A Samos, des sentiments mitigés

Des défenseurs de Samos ont déclaré à Al Jazeera qu’ils s’inquiétaient du fait que les résidents du camp soient correctement informés de la présence de ces technologies.

Mais Salis, au centre de contrôle, a déclaré que cela avait été réalisé grâce à des « signaux – beaucoup de signes », dans les camps.

Le système n’intègre actuellement pas de technologie de reconnaissance faciale, du moins « pas encore », selon Leonidas Petavrakis, spécialiste des logiciels numériques chez ESA Security Solutions SA, l’une des sociétés engagées pour le projet Centaur.

L’utilisation potentielle de la reconnaissance faciale dans ce contexte est « une grande préoccupation », a déclaré Konstantinos Kakavoulis de Homo Digitalis.

Les systèmes de reconnaissance faciale identifient souvent mal les personnes de couleur et peuvent conduire à des arrestations et des condamnations injustifiées, selon des études.
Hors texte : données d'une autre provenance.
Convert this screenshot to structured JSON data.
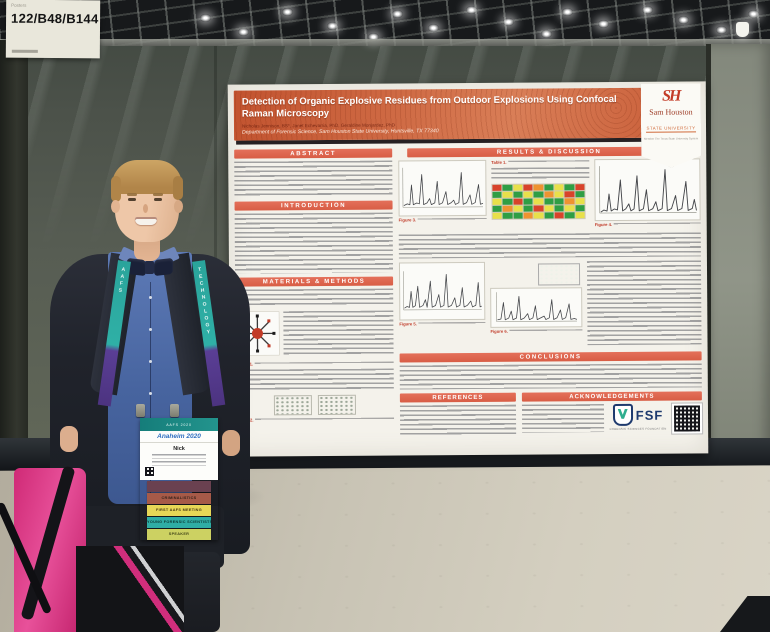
{
  "sign": {
    "top": "Posters",
    "code": "122/B48/B144"
  },
  "poster": {
    "title": "Detection of Organic Explosive Residues from Outdoor Explosions Using Confocal Raman Microscopy",
    "authors": "Nicholas Jennison, BS*, Janet Echevarria, PhD, Geraldine Monjardez, PhD",
    "affiliation": "Department of Forensic Science, Sam Houston State University, Huntsville, TX 77340",
    "logo": {
      "monogram": "SH",
      "name": "Sam Houston",
      "subname": "STATE UNIVERSITY",
      "tagline": "Member The Texas State University System"
    },
    "sections": {
      "abstract": "ABSTRACT",
      "introduction": "INTRODUCTION",
      "methods": "MATERIALS & METHODS",
      "results": "RESULTS & DISCUSSION",
      "conclusions": "CONCLUSIONS",
      "references": "REFERENCES",
      "acknowledgements": "ACKNOWLEDGEMENTS"
    },
    "labels": {
      "table1": "Table 1.",
      "fig1": "Figure 1.",
      "fig2": "Figure 2.",
      "fig3": "Figure 3.",
      "fig4": "Figure 4.",
      "fig5": "Figure 5.",
      "fig6": "Figure 6."
    },
    "fsf": {
      "name": "FSF",
      "tagline": "FORENSIC SCIENCES FOUNDATION"
    },
    "accent_color": "#dd6a52",
    "banner_color": "#c8573a",
    "heatmap": {
      "palette": {
        "G": "#2f9e44",
        "Y": "#e8e04a",
        "O": "#ee9330",
        "R": "#d8432a"
      },
      "rows": [
        "RGYROGYGR",
        "GYGYGOYRG",
        "YGRGYGGOY",
        "GOYGRYGYG",
        "YGGOYGRGY"
      ]
    }
  },
  "attendee": {
    "lanyard": {
      "left": "AAFS",
      "right": "TECHNOLOGY",
      "teal": "#2aa49b",
      "purple": "#5a3e95"
    },
    "badge": {
      "header": "AAFS 2020",
      "logo_text": "Anaheim 2020",
      "name": "Nick"
    },
    "ribbons": [
      {
        "label": "",
        "bg": "#6a4150",
        "fg": "#d9b87a"
      },
      {
        "label": "CRIMINALISTICS",
        "bg": "#a65a48",
        "fg": "#33211a"
      },
      {
        "label": "FIRST AAFS MEETING",
        "bg": "#e7d757",
        "fg": "#4a3c14"
      },
      {
        "label": "YOUNG FORENSIC SCIENTISTS",
        "bg": "#2fada5",
        "fg": "#0e3a36"
      },
      {
        "label": "SPEAKER",
        "bg": "#ccd162",
        "fg": "#45491a"
      }
    ]
  }
}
Les organisations de défense des droits humains du monde entier ont demandé que leur utilisation soit limitée ou interdite.

Une proposition de l’UE sur la réglementation de l’intelligence artificielle, dévoilée par la Commission européenne en avril, ne va pas assez loin pour empêcher l’utilisation abusive des systèmes d’IA, affirment les critiques.

Une carte du centre d’accès fermé et contrôlé de Samos met en évidence le type de caméras utilisées dans tout le camp [Kenya-Jade Pinto/Al Jazeera]

Pour certains de ceux qui vivent sous les feux de ce système de surveillance financé par l’UE, le sentiment est mitigé.

Mohammed, un réfugié palestinien de 25 ans vivant dans le nouveau camp de Samos, a déclaré qu’il ne se souciait pas toujours des caméras car il pensait qu’elles pourraient empêcher les combats, qui éclataient fréquemment dans l’ancien camp de Samos.

« Parfois, c’est [a] bon sentiment parce que cela vous fait vous sentir en sécurité, parfois non », a-t-il déclaré, mais a ajouté que le sentiment de sécurité avait un prix.

« Il n’y a pas beaucoup de différence entre ce camp et une prison.